Zu dem Zeitpunkt war die gleichnamige Verfilmung des ersten Bandes durch Denys de La Patellière (Auch eine französische Ehe, Wiesenstraße Nr. 10) bereits im Kino gelaufen. Obwohl diese in Frankreich ebenfalls ein großer Erfolg war, mehr als vier Millionen Menschen sahen ihn seinerzeit, kam keine Fortsetzung heraus. Wer deshalb aber befürchtet, hier nur eine nichtkomplette Geschichte vorgesetzt zu bekommen, kann beruhigt sein. Die großen Familien steht völlig für sich. Die Geschichte ist es auch wert, erzählt zu werden. Obwohl diese mehrere Jahrzehnte alt ist, enthält sie viele Elemente, die heute so aktuell ist wie damals. Da geht es um Gier, um die Sehnsucht nach Anerkennung, aber auch Kontrollsucht. Macht und Reichtum wird hier zu einem Übel, das viel Unheil anrichten und einen in den Abgrund reißen kann.
Sehenswertes Drama
Natürlich sind die Umstände besonders. Wer von uns ist schon dazu auserkoren, ein Familienimperium zu übernehmen? Außerdem sind die Intrigen von Lucien, der hier die eindeutige Rolle des Gegenspielers einnimmt, vielleicht nicht ganz alltäglich. Doch so abgehoben das Umfeld ist, so sehr wird dabei doch auch Identifikationsfläche geboten, bei der sich ein einfaches Publikum wiederfinden kann.
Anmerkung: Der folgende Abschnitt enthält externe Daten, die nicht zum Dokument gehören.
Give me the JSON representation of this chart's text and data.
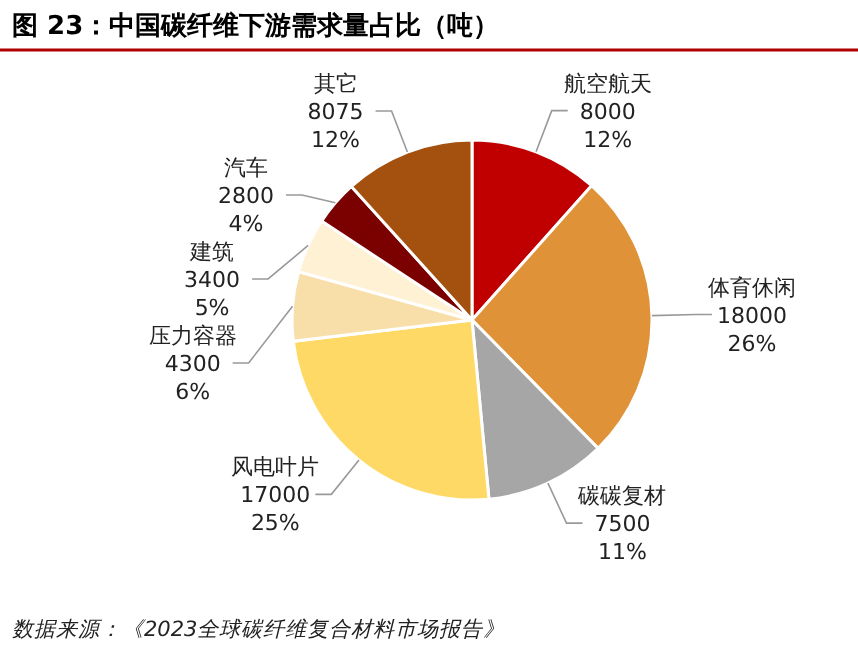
{
  "chart_data": {
    "type": "pie",
    "title": "图 23：中国碳纤维下游需求量占比（吨）",
    "categories": [
      "航空航天",
      "体育休闲",
      "碳碳复材",
      "风电叶片",
      "压力容器",
      "建筑",
      "汽车",
      "其它"
    ],
    "values": [
      8000,
      18000,
      7500,
      17000,
      4300,
      3400,
      2800,
      8075
    ],
    "value_labels": [
      "8000\n12%",
      "18000\n26%",
      "7500\n11%",
      "17000\n25%",
      "4300\n6%",
      "3400\n5%",
      "2800\n4%",
      "8075\n12%"
    ],
    "colors": [
      "#c00000",
      "#df9238",
      "#a6a6a6",
      "#ffd966",
      "#f8dfaa",
      "#fff1d4",
      "#7b0000",
      "#a4500f"
    ],
    "annotations": [
      "数据来源：《2023全球碳纤维复合材料市场报告》"
    ]
  }
}
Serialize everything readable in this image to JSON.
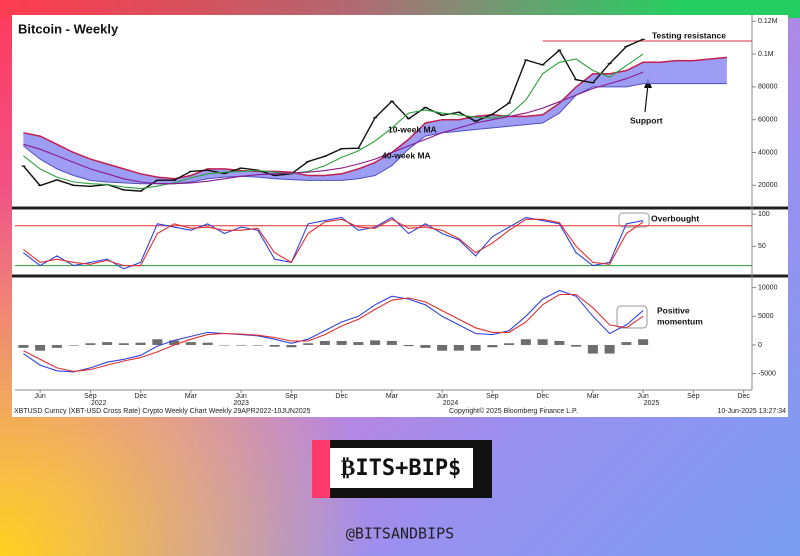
{
  "x_axis": {
    "categories": [
      null,
      "Jun",
      null,
      null,
      "Sep",
      null,
      null,
      "Dec",
      null,
      null,
      "Mar",
      null,
      null,
      "Jun",
      null,
      null,
      "Sep",
      null,
      null,
      "Dec",
      null,
      null,
      "Mar",
      null,
      null,
      "Jun",
      null,
      null,
      "Sep",
      null,
      null,
      "Dec",
      null,
      null,
      "Mar",
      null,
      null,
      "Jun",
      null,
      null,
      "Sep",
      null,
      null,
      "Dec"
    ],
    "years": [
      "2022",
      "2023",
      "2024",
      "2025"
    ]
  },
  "chart_data": [
    {
      "type": "line",
      "title": "Bitcoin - Weekly",
      "series": [
        {
          "color": "#111111",
          "values": [
            31800,
            19900,
            23300,
            20000,
            19400,
            20500,
            17200,
            16500,
            23100,
            23100,
            28500,
            29200,
            27200,
            30500,
            29200,
            26000,
            27000,
            34500,
            37700,
            42300,
            42600,
            61200,
            71300,
            60600,
            67500,
            62700,
            64600,
            59000,
            63300,
            70200,
            96400,
            93400,
            102400,
            84400,
            82500,
            94200,
            104600,
            109000,
            null,
            null,
            null,
            null,
            null,
            null
          ]
        },
        {
          "name": "10-week MA",
          "color": "#2e9e3e",
          "values": [
            38000,
            30000,
            25000,
            22000,
            21000,
            20500,
            19000,
            18000,
            19500,
            21500,
            24500,
            27000,
            28000,
            28500,
            29000,
            28000,
            27000,
            28500,
            32000,
            37000,
            41000,
            47000,
            55000,
            64000,
            66000,
            64000,
            63000,
            61500,
            61000,
            63000,
            72000,
            88000,
            95000,
            97000,
            90000,
            86000,
            93000,
            100000,
            null,
            null,
            null,
            null,
            null,
            null
          ]
        },
        {
          "name": "40-week MA",
          "color": "#8b1a8b",
          "values": [
            45000,
            42000,
            38000,
            34000,
            30000,
            27000,
            24000,
            22000,
            21000,
            21000,
            21500,
            22500,
            24000,
            25500,
            26500,
            27000,
            27500,
            28000,
            29000,
            30500,
            33000,
            36000,
            40000,
            44000,
            48000,
            52000,
            55000,
            58000,
            60000,
            62000,
            64000,
            67000,
            71000,
            75000,
            79000,
            82000,
            85000,
            89000,
            null,
            null,
            null,
            null,
            null,
            null
          ]
        }
      ],
      "cloud": {
        "color": "#8c8cf2",
        "upper": [
          52000,
          50000,
          45000,
          40000,
          36000,
          33000,
          30000,
          27000,
          25000,
          24000,
          26000,
          30000,
          30000,
          29000,
          28500,
          28500,
          28000,
          26000,
          26000,
          27000,
          30000,
          34000,
          40000,
          48000,
          58000,
          60000,
          60000,
          62000,
          63000,
          62000,
          62000,
          63000,
          70000,
          80000,
          88000,
          88000,
          90000,
          95000,
          95000,
          96000,
          96000,
          97000,
          98000,
          null
        ],
        "lower": [
          44000,
          36000,
          30000,
          26000,
          23000,
          22000,
          21500,
          21000,
          21000,
          21000,
          22000,
          24000,
          25000,
          25500,
          25000,
          24000,
          23500,
          23000,
          23000,
          23000,
          24000,
          26000,
          32000,
          42000,
          50000,
          52000,
          53000,
          54000,
          55000,
          56000,
          57000,
          58000,
          64000,
          75000,
          80000,
          80000,
          80000,
          82000,
          82000,
          82000,
          82000,
          82000,
          82000,
          null
        ]
      },
      "resistance": {
        "value": 108000,
        "color": "#d03040"
      },
      "annotations": [
        "Testing resistance",
        "Support"
      ],
      "ylim": [
        8000,
        122000
      ],
      "yticks": [
        20000,
        40000,
        60000,
        80000,
        {
          "value": 100000,
          "label": "0.1M"
        },
        {
          "value": 120000,
          "label": "0.12M"
        }
      ]
    },
    {
      "type": "line",
      "series": [
        {
          "color": "#3344dd",
          "values": [
            40,
            20,
            35,
            20,
            25,
            30,
            15,
            25,
            85,
            80,
            75,
            85,
            70,
            80,
            75,
            30,
            25,
            85,
            90,
            95,
            75,
            80,
            95,
            70,
            85,
            70,
            60,
            35,
            65,
            80,
            95,
            90,
            85,
            40,
            20,
            25,
            85,
            90,
            null,
            null,
            null,
            null,
            null,
            null
          ]
        },
        {
          "color": "#e03030",
          "values": [
            45,
            25,
            30,
            25,
            22,
            28,
            20,
            20,
            70,
            85,
            78,
            80,
            75,
            75,
            78,
            40,
            25,
            70,
            88,
            92,
            80,
            78,
            92,
            78,
            80,
            75,
            62,
            40,
            55,
            75,
            92,
            92,
            87,
            50,
            25,
            22,
            70,
            88,
            null,
            null,
            null,
            null,
            null,
            null
          ]
        }
      ],
      "levels": [
        {
          "value": 82,
          "color": "#e03030"
        },
        {
          "value": 20,
          "color": "#2a9a3a"
        }
      ],
      "annotations": [
        "Overbought"
      ],
      "ylim": [
        10,
        105
      ],
      "yticks": [
        50,
        100
      ]
    },
    {
      "type": "line",
      "series": [
        {
          "color": "#3344dd",
          "values": [
            -1500,
            -3500,
            -4500,
            -4700,
            -4000,
            -3000,
            -2500,
            -1800,
            -200,
            800,
            1500,
            2200,
            2000,
            1800,
            1600,
            1000,
            300,
            1000,
            2500,
            4000,
            5000,
            7000,
            8500,
            8000,
            7000,
            5000,
            3500,
            2000,
            1800,
            2500,
            5000,
            8000,
            9500,
            8500,
            5000,
            2000,
            3500,
            6000,
            null,
            null,
            null,
            null,
            null,
            null
          ]
        },
        {
          "color": "#e03030",
          "values": [
            -1000,
            -2500,
            -4000,
            -4600,
            -4300,
            -3500,
            -2800,
            -2200,
            -1200,
            0,
            1000,
            1800,
            2000,
            1900,
            1700,
            1300,
            700,
            700,
            1800,
            3300,
            4500,
            6200,
            7800,
            8200,
            7500,
            6000,
            4500,
            3000,
            2200,
            2200,
            4000,
            7000,
            8800,
            8800,
            6500,
            3500,
            3000,
            5000,
            null,
            null,
            null,
            null,
            null,
            null
          ]
        }
      ],
      "histogram": {
        "color": "#6e6e6e",
        "values": [
          -500,
          -1000,
          -500,
          -100,
          300,
          500,
          300,
          400,
          1000,
          800,
          500,
          400,
          0,
          -100,
          -100,
          -300,
          -400,
          300,
          700,
          700,
          500,
          800,
          700,
          -200,
          -500,
          -1000,
          -1000,
          -1000,
          -400,
          300,
          1000,
          1000,
          700,
          -300,
          -1500,
          -1500,
          500,
          1000,
          null,
          null,
          null,
          null,
          null,
          null
        ]
      },
      "annotations": [
        "Positive",
        "momentum"
      ],
      "ylim": [
        -7500,
        11500
      ],
      "yticks": [
        -5000,
        0,
        5000,
        10000
      ]
    }
  ],
  "footer": {
    "left": "XBTUSD Curncy (XBT-USD Cross Rate) Crypto Weekly Chart  Weekly 29APR2022-10JUN2025",
    "center": "Copyright© 2025 Bloomberg Finance L.P.",
    "right": "10-Jun-2025 13:27:34"
  },
  "brand": {
    "logo": "₿ITS+BIP$",
    "handle": "@BITSANDBIPS"
  }
}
Gerade François wird in Die großen Familien zu einer tragischen Gestalt, die das Mitgefühl der Zuschauer und Zuschauerinnen auf sich zieht. Er wird zum Spielball seines dominanten Vaters und des skrupellosen Vetters und ist dabei keinem von beiden gewachsen. Das bedeutet nicht, dass man dessen Verhalten unbedingt nachvollziehen können muss. Der Schmerz des Mannes, der alles richtig machen will und dem doch nichts zu gelingen scheint, ist hingegen durchaus spürbar.
Das liegt auch an der guten Besetzung. Über dieser thront natürlich die Schauspielikone Jean Gabin, die als knallharter Unternehmer wieder ihre Klasse zeigen konnte. Aber auch die beiden anderen Männer schaffen es, eigene Ausrufezeichen zu setzen. Was bei dem Ganzen ein wenig kurz kommt, sind die Frauen. Die sind einfach nur irgendwie da. Außerdem hätte man sich bei der einen oder anderen Figur vielleicht nur mehr Ambivalenz gewünscht. Dennoch ist Die großen Familien ein sehenswertes Drama, weshalb es schade ist, dass der Film und das zugrundeliegende Buch so in Vergessenheit geraten sind. Wer die Chance hat, ihn bei einer der seltenen Fernsehausstrahlungen zu sehen, sollte deshalb einen Blick darauf werfen, wenn ein düsteres Gesellschaftsporträt auf eine Familientragödie kommen.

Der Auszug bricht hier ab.